The 3rd exercise varies, depending on the lesson. You can expect one of these:
* Make up your own 12 sentences,
* Find synonyms or antonyms,
* Find the words from their definition,
* Find among 12 phrases those which don't make sense.
Each lesson should not take you more than an hour, maybe even less. Besides, it happened from time to time that 1/2 hour was sufficient for me.
"Okay", I heard you say, "but I'm still not convinced. How did you do in practice?"
Well, generally, I tried to follow 5 lessons a week, i.e one after my workday.
I looked at the new words I had to learn and checked the pronunciation. I repeated each word 10 times aloud, even if I didn't know what it meant. Afterwards, I repeated all the list up and down as many times as needed (between 3 and 5 times) for my pronunciation to be a reflex. I didn't want to take bad habits of pronunciation by reading the definition first and realize half a minute later that my mouth and my tongue hadn't done their job correctly, you see. A word is like a girl's name.

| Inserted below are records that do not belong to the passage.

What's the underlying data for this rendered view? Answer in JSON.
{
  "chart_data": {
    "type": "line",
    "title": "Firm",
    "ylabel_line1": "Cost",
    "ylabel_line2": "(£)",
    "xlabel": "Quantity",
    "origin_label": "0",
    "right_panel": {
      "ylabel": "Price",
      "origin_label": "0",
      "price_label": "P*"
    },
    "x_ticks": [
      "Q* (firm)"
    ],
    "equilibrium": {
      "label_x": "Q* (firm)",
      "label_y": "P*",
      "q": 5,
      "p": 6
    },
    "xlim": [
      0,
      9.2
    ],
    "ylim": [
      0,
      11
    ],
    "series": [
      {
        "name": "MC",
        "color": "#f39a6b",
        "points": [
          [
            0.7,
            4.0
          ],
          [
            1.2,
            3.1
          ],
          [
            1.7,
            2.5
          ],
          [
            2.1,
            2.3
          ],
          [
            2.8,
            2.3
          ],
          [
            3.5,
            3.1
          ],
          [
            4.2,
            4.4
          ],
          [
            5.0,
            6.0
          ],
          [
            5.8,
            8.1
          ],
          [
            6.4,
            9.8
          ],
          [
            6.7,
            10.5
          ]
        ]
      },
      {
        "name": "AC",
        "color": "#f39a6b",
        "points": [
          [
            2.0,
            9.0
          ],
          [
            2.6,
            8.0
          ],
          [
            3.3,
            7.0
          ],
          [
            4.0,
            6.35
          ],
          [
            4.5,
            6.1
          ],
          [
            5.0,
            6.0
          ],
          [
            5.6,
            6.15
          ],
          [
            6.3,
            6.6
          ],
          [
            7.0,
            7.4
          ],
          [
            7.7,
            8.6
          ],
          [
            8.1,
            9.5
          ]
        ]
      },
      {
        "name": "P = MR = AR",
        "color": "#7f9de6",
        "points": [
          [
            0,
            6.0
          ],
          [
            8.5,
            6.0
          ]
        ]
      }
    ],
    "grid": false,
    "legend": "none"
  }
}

She likes to hear her name pronounced correctly. When a boy meet a damsel for the first time and plans to keep in touch with her, he longs to know her name and he'll carefully use it the next time. I think it's the same for a word. Try to be nice to it and name it correctly before living with it. You should do this for *all* the words: if pologamy is illegal, polywordy isn't ;)
So, as soon as I was at ease with the pronunciation, I read the examples *before* the definition. Why? Because I wanted to guess the meaning: I had noticed that a word is all the better memorized as you feel you already know it somehow. Finally, to check my guess, I read the definition and went to the next word. I repeated the process twice, just to be sure. Of course, the 2nd time was faster. Then, I did the exercises.

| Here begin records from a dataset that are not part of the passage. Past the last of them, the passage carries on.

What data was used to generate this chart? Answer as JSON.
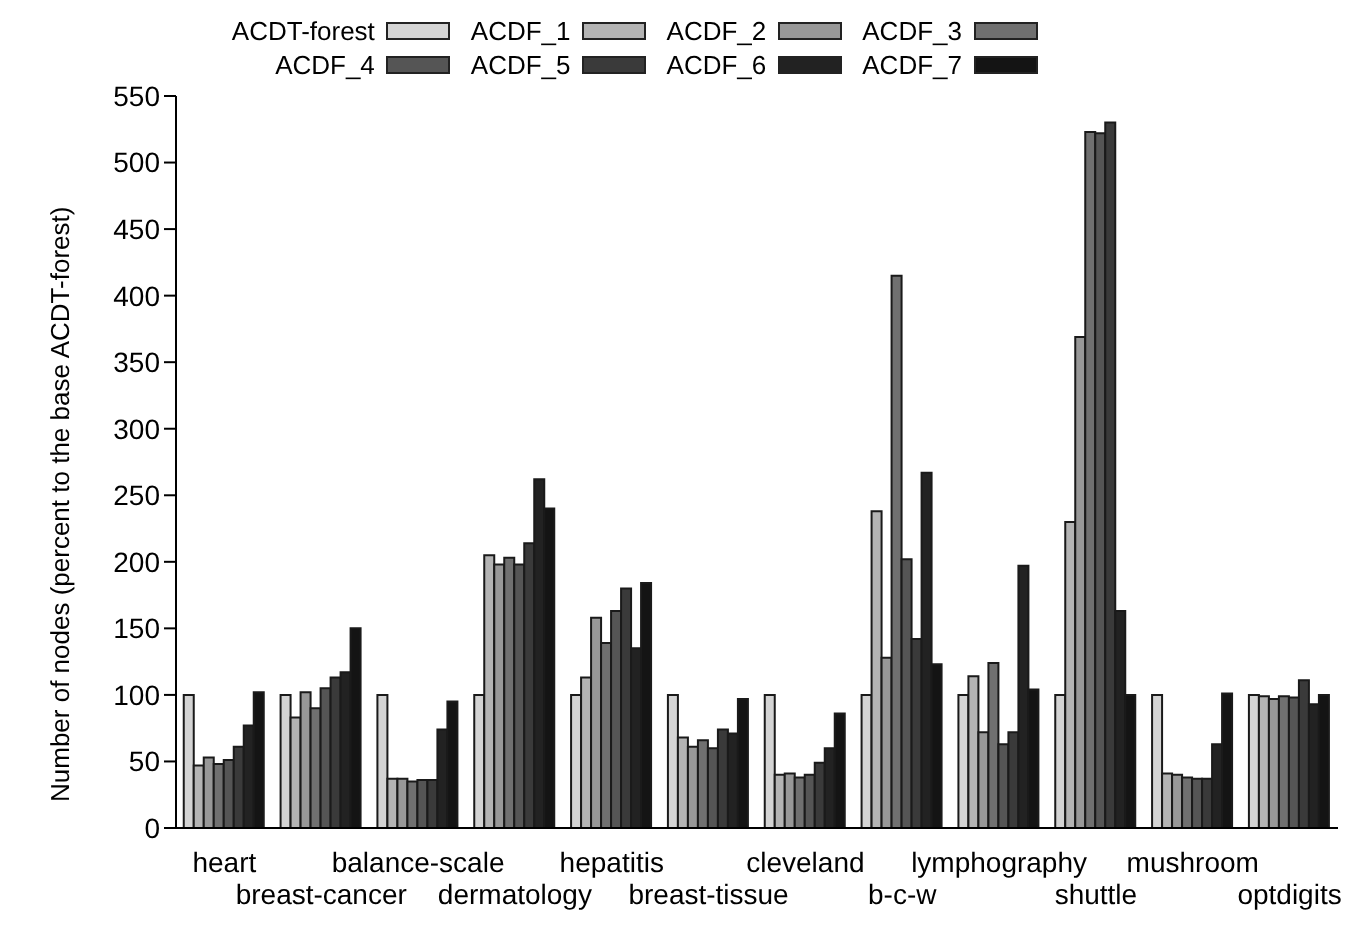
{
  "chart_data": {
    "type": "bar",
    "ylabel": "Number of nodes (percent to the base ACDT-forest)",
    "categories": [
      "heart",
      "breast-cancer",
      "balance-scale",
      "dermatology",
      "hepatitis",
      "breast-tissue",
      "cleveland",
      "b-c-w",
      "lymphography",
      "shuttle",
      "mushroom",
      "optdigits"
    ],
    "series": [
      {
        "name": "ACDT-forest",
        "color": "#d4d4d4",
        "values": [
          100,
          100,
          100,
          100,
          100,
          100,
          100,
          100,
          100,
          100,
          100,
          100
        ]
      },
      {
        "name": "ACDF_1",
        "color": "#b4b4b4",
        "values": [
          47,
          83,
          37,
          205,
          113,
          68,
          40,
          238,
          114,
          230,
          41,
          99
        ]
      },
      {
        "name": "ACDF_2",
        "color": "#989898",
        "values": [
          53,
          102,
          37,
          198,
          158,
          61,
          41,
          128,
          72,
          369,
          40,
          97
        ]
      },
      {
        "name": "ACDF_3",
        "color": "#707070",
        "values": [
          48,
          90,
          35,
          203,
          139,
          66,
          38,
          415,
          124,
          523,
          38,
          99
        ]
      },
      {
        "name": "ACDF_4",
        "color": "#555555",
        "values": [
          51,
          105,
          36,
          198,
          163,
          60,
          40,
          202,
          63,
          522,
          37,
          98
        ]
      },
      {
        "name": "ACDF_5",
        "color": "#3a3a3a",
        "values": [
          61,
          113,
          36,
          214,
          180,
          74,
          49,
          142,
          72,
          530,
          37,
          111
        ]
      },
      {
        "name": "ACDF_6",
        "color": "#222222",
        "values": [
          77,
          117,
          74,
          262,
          135,
          71,
          60,
          267,
          197,
          163,
          63,
          93
        ]
      },
      {
        "name": "ACDF_7",
        "color": "#141414",
        "values": [
          102,
          150,
          95,
          240,
          184,
          97,
          86,
          123,
          104,
          100,
          101,
          100
        ]
      }
    ],
    "ylim": [
      0,
      550
    ],
    "yticks": [
      0,
      50,
      100,
      150,
      200,
      250,
      300,
      350,
      400,
      450,
      500,
      550
    ],
    "grid": false,
    "legend": "top"
  }
}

What if I already knew some of the words? In fact, out of these 504 essential words, I already knew 1/3 of them but I don't regret anything because I saw a great number of them used in contexts I would never have suspected :), so I felt richer anyway.
About the exercises, I told you you were asked sometimes to create your own 12 sentences. I confess I happened to find it not challenging enough. In that case, instead of 12 independant phrases, I wrote a little story using the 12 words, like in the article. It's a good way to develop their loyalty and challenge your creativity.

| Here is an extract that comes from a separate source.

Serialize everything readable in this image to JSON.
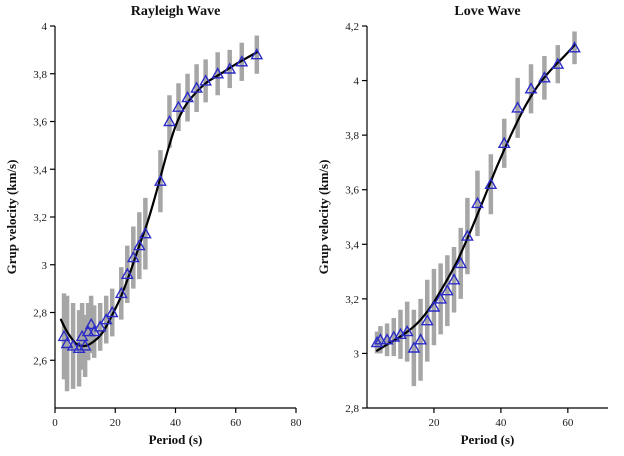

But it isn't the end yet! In case you'd be still afraid not to be trained enough, the 7 reviews in the yellow pages are here to reassure you. They are organized somewhat differently compared to the lessons.
Each review contains 7 exercises:
1) Choose the good word in phrases between two suggestions,
2) Find opposites,
3) Rebuild newspaper headlines,
4) Find words from their definitions,
5) Complete a letter with words from a list,
6) Find analogies,
7) Make sentences with words that do double-duty.
Of course, you'll find again the words of the immediately previous lessons but also a few more from even farther ones.
The exercise on analogies is tough sometimes, that's really my opinion. Words that do double-duty are very exciting because you learn that some words you have been taught as verbs for instance can also be considered as nouns or adjectives.
I needed 3 months to complete the method and I enjoyed it like a little kid.